Not drinking the Kool-Aid
Posted by lpearle on 25 October 2007
Twice now, in my short time at AASL/Reno, I’ve been told to Get With A New Product (even if the product is old, like MySpace). The first, the MySpace promoter, said (rightly) that we have to be where our students are – we need to make sure that they know they can come to us for great reads, for advice, etc. and MySpace is a great way to provide that sort of information.
WRONG said many in the audience. Students may friend you as a person, but they won’t friend The [School] Library. There are so many ways to promote your library to them, to get them in the door, but this ain’t one of them.
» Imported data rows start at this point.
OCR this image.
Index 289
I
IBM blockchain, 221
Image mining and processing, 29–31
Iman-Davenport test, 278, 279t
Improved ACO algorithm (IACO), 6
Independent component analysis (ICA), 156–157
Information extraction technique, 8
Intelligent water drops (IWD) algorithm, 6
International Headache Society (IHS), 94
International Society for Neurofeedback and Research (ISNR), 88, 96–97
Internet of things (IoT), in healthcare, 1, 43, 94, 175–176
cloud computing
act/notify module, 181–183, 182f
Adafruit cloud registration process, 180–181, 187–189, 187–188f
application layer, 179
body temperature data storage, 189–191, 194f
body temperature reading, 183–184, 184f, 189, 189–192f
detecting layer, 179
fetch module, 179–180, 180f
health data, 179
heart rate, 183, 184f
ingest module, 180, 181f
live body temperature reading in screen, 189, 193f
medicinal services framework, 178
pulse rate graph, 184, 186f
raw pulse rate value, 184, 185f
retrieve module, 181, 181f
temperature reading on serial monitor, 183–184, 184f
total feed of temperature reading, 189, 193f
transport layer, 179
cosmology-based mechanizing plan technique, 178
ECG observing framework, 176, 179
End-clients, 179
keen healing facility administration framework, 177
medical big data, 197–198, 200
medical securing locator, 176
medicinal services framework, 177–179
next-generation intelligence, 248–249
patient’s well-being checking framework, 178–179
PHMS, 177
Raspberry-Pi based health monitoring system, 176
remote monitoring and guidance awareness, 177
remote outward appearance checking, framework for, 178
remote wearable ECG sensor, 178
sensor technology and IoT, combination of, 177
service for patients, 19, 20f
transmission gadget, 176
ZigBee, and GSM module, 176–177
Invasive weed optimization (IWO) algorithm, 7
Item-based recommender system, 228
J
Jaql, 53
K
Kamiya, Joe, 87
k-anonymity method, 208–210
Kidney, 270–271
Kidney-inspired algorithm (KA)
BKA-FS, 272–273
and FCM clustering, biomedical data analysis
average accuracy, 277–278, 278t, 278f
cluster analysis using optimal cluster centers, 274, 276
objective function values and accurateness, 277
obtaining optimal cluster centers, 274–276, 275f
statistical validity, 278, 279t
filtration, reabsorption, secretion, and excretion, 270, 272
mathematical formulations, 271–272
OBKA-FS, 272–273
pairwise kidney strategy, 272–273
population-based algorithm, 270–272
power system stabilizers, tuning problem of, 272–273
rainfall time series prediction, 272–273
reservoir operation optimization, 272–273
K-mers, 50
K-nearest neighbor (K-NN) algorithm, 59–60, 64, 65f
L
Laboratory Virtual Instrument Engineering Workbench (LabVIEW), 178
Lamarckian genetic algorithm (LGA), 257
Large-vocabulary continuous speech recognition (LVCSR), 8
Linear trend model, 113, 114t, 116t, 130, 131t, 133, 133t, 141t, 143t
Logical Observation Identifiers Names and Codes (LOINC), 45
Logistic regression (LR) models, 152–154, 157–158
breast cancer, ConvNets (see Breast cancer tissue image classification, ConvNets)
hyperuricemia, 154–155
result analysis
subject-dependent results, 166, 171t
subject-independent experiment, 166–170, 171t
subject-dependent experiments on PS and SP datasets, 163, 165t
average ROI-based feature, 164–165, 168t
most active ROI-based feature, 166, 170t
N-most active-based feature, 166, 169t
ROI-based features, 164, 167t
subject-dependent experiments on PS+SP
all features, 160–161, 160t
This same person promoted putting podcasts on the library website. Interesting idea, right? Get the kids to do a booktalk of their favorite book. Post it. Watch the book fly off the shelf. Here’s my question: do these people (the promoters) have statistics to prove that these podcasts are being listened to? Do they do surveys to see how many books “fly off the shelves” because of them?
I’ve said it before and I’ll say it again: prove to me that it’s worked in your place, that this really does draw the students in and increases reading and research and all that. I’ll buy it then. But too often we go charging off after the Next Great Thing and fail to notice that no one’s running along with us.
Conferences are great echo chambers, aren’t they?